|
|
| Posto uno dei tanti articoli scritti nel gennaio 2013 dopo l'annuncio delle dimissioni di Roberto Baggio dallo staff federale. Questo l'ho trovato su nadir.net, ma davvero, l'uno vale l'altro. CITAZIONE Le dimissioni di Baggio e quel calcio italiano che non vuole cambiare
Arriva come un fulmine a ciel sereno, ma anche nell’ambiente erano in molti ad aspettarsi una notizia del genere: Roberto Baggio rassegna le dimissioni da presidente del Settore Tecnico della FIGC. Ieri sera l’annuncio in un’intervista al TG1. Dietro alle dimissioni c’è la verità di un movimento calcistico, quello nostrano, che nella sostanza non vuole cambiare.
Il rapporto Baggio-Figc non è mai sbocciato: fin dall’inizio le prime incomprensioni con il Club Italia e il settore giovanile perché Robi pesta i piedi e invade territori altrui. Ma suggerisce lo scouting, la ricerca di talenti nel territorio che tanto sta avendo successo in Germania e in Uruguay non vuol dire screditare o calpestare altre istituzioni, anzi fa parte delle competenze del settore tecnico.
Poi il progetto da 10 milioni di euro proposto al Consiglio Federale, ma bocciato alla prima istanza da Macalli e Tavecchio. Poi le dimissioni con tanto di critica. Non riesce a lavorare, i suoi progetti vanno in fumo ancor prima di essere presentati talvolta, il suo ruolo gli va sempre più stretto e non perche ha voglia di strafare. In Figc hanno accolto la notizia senza scalpore, se l’aspettavano in fondo, rimarcando che Baggio poche volte svolgeva il suo lavoro negli uffici di Coverciano e in effetti non hanno tutti i torti, perché il Divin Codino andava lì soprattutto per fare il corso per allenatori.
Forse perché amava esercitare la professione a contatto con il terreno di gioco e non su una poltrona, dietro a una scrivania. Preferiva formare i nuovi allenatori lontano dagli uffici e con modi fin troppo strani per i professori di alto rango, gli stessi che hanno favorito il declino del movimento azzurro e difficilmente lasceranno a breve le loro poltrone (vero Albertini?).
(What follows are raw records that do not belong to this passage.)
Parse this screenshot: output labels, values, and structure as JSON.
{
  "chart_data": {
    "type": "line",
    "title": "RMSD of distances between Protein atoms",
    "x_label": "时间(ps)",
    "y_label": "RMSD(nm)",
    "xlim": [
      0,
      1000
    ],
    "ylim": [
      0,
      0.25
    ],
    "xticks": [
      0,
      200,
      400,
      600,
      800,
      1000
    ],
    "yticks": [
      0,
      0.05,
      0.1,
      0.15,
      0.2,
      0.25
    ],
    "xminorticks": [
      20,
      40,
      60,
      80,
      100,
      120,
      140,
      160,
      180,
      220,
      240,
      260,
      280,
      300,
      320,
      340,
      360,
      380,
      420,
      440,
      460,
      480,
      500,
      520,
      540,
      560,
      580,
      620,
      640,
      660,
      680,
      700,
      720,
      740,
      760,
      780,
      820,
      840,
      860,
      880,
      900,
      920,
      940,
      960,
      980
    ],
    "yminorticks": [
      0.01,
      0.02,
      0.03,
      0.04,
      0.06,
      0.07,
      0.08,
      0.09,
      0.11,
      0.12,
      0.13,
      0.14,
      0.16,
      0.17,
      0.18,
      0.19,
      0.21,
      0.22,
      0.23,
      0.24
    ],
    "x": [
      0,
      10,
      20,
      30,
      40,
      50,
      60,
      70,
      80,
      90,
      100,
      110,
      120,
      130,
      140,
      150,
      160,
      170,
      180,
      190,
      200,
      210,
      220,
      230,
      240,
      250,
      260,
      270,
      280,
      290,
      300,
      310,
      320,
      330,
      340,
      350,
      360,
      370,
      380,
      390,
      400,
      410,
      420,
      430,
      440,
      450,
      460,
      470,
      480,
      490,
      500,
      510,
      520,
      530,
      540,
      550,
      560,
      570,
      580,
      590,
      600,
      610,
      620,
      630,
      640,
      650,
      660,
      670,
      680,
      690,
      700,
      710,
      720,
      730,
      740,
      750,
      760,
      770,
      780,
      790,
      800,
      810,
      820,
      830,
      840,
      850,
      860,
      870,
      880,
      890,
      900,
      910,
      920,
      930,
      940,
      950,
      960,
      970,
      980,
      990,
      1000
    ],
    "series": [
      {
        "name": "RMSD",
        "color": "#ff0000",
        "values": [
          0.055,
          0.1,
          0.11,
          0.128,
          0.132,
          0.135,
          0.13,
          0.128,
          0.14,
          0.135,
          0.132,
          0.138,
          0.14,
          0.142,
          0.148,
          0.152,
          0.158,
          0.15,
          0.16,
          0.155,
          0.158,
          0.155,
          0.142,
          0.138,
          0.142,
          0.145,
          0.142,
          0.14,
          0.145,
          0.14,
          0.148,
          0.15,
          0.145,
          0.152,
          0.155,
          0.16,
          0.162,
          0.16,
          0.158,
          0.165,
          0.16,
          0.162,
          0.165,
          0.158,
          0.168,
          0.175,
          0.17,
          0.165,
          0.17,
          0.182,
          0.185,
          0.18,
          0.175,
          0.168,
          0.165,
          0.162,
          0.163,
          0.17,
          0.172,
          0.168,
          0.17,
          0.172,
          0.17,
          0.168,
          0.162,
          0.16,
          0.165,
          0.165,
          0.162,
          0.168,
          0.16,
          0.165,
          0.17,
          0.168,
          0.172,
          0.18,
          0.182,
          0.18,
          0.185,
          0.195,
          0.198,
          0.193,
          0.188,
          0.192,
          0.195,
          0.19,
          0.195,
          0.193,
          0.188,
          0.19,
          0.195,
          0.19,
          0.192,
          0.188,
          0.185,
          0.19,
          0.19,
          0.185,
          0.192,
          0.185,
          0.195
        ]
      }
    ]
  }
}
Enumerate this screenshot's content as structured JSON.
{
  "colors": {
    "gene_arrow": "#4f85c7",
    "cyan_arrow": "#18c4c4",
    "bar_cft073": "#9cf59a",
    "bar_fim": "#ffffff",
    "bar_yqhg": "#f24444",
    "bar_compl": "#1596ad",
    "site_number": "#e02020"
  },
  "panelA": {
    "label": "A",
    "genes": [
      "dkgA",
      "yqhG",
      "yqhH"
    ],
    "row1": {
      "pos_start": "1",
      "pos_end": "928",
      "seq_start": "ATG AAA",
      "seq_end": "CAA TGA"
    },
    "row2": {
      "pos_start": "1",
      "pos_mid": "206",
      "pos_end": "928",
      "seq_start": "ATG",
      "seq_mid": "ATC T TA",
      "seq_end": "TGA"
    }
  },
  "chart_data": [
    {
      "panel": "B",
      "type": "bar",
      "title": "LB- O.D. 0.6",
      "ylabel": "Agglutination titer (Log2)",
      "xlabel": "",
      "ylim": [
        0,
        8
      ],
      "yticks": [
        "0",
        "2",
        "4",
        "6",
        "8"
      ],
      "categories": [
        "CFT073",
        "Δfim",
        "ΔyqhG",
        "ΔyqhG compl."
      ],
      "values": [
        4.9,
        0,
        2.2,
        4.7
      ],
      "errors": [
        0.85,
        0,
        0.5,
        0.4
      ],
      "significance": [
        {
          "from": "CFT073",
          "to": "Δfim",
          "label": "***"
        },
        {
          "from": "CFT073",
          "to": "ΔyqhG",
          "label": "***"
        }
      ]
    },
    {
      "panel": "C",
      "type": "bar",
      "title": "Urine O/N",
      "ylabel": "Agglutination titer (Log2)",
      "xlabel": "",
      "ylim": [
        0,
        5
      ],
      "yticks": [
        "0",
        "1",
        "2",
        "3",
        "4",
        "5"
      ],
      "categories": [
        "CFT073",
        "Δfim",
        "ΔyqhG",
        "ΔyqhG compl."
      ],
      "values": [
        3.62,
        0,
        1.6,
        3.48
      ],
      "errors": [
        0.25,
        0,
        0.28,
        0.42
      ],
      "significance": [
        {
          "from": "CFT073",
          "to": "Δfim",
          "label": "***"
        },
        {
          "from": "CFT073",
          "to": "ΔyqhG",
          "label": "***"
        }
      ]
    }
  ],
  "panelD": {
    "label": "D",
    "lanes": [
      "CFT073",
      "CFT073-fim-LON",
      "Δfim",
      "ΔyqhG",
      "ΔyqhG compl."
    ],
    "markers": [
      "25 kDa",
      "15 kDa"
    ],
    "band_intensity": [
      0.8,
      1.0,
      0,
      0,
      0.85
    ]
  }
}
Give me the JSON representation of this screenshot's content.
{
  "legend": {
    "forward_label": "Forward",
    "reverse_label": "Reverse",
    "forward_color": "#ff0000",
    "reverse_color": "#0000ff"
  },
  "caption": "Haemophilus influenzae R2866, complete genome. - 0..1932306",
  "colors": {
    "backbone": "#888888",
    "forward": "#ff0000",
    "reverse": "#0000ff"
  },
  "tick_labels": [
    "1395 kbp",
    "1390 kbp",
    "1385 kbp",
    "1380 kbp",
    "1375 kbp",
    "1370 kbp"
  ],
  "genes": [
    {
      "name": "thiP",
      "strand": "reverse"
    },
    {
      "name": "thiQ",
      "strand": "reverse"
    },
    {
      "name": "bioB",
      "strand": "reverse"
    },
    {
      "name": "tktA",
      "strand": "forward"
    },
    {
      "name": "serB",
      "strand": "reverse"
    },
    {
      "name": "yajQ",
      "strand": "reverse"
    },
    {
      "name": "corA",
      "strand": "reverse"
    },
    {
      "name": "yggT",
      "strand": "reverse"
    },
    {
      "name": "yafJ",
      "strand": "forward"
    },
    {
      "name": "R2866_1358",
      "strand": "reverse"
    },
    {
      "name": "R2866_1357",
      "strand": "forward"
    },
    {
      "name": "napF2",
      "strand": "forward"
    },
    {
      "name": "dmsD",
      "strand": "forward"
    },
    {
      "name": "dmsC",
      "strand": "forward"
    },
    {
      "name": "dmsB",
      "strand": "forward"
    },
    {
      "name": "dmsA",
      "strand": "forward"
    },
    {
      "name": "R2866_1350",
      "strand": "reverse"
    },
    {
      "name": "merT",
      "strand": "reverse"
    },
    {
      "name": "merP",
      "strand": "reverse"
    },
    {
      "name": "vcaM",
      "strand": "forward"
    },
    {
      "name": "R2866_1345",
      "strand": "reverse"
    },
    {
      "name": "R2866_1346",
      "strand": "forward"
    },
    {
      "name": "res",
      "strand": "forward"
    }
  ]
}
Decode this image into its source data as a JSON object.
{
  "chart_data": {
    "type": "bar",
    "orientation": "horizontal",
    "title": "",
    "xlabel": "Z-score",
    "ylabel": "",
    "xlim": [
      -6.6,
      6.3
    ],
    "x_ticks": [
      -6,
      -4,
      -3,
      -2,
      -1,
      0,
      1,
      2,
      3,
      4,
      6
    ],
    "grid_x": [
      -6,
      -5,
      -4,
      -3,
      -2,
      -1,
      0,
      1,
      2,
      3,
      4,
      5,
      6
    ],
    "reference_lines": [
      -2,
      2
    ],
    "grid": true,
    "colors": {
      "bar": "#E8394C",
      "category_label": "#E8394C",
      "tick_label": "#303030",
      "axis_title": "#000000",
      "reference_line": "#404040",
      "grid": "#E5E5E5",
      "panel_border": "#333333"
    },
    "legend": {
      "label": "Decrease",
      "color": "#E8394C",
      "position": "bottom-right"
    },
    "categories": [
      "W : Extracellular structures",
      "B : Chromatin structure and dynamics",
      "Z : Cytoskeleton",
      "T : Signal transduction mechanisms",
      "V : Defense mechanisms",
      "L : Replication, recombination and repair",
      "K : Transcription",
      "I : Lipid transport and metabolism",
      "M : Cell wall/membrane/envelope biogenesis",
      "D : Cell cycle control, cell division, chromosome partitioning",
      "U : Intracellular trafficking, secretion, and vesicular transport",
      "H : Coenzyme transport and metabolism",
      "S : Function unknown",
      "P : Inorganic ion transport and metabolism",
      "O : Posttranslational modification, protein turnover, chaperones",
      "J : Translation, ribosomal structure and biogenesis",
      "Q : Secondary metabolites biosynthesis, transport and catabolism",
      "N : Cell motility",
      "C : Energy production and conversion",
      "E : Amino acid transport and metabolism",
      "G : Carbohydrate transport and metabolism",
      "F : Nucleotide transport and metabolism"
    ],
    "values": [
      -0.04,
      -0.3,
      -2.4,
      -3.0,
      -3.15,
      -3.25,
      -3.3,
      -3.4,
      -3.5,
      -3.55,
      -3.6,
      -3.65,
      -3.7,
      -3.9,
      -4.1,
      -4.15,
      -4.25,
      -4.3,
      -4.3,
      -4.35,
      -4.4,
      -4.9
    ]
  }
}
Più che un rapporto di stima e sana convivenza, con la Federcalcio è stata una guerra che ha danneggiato tutti: il progetto dei 10 milioni, che consisteva in un massiccio investimento nei settori tecnico-giovanile a partire dalla base, le scuole calcio – e questo col tempo poteva essere un vantaggio perché si tratta dello stesso metodo adottato dal Barcellona in tempi non sospetti – è stato bocciato perché avrebbe previsto l’inserimento delle squadre Primavera, trasformate in Squadre B, nei campionati di Lega Pro e Macalli avrebbe perso potere trovandosi poche squadre del suo settore e tante affiliate alle Leghe di A e B, un macello insomma.
Poi fu la volta delle nomine ad honorem di tecnici che ha fatto storcere il naso ai piani alti: Marotta, l’ex arbitro Trentalange, il dottor Castellacci, il manager e braccio destro di Robi Petrone. Erano solo dei premi “alla carriera”, ma in Figc Baggio voleva strafare a detta dei più. Inevitabili le dimissioni. Un peccato, perché ancora una volta il calcio italiano ha perso l’occasione di rilancio e innovazione, ma si sa che la vecchia mentalità continua a dominare e questo Robi l’ha capito fin troppo bene.
E pensare che tutto è nato nel 2010 quando era stato chiamato dal presidente Giancarlo Abete, su suggerimento del presidente dell’Aiac Renzo Ulivieri, subito dopo il clamoroso flop dei Mondiali sudafricani. Dopo aver “piazzato” Gianni Rivera al settore giovanile e scolastico e Arrigo Sacchi al Club Italia (entrambi con risultati poco soddisfacenti), ecco la nomina di Baggio alla guida del settore tecnico di Coverciano, ovvero la scuola che deve formare i nuovi maestri del calcio, gli allenatori italiani tanto cercati in Europa e nel resto del Mondo.
La scelta è singolare: Robi è stato un campione, forse il più grande talento azzurro dal dopoguerra ad oggi, e nonostante si fosse ritirato nel 2004, è ancora tanto amato dall’ambiente e dai tifosi. Il ritorno d’immagine avrebbe favorito e non di poco la Federcalcio ancora galvanizzata dal secondo posto ad Euro 2012. Insomma l’uomo giusto al posto giusto, se avesse avuto modo di lavorare.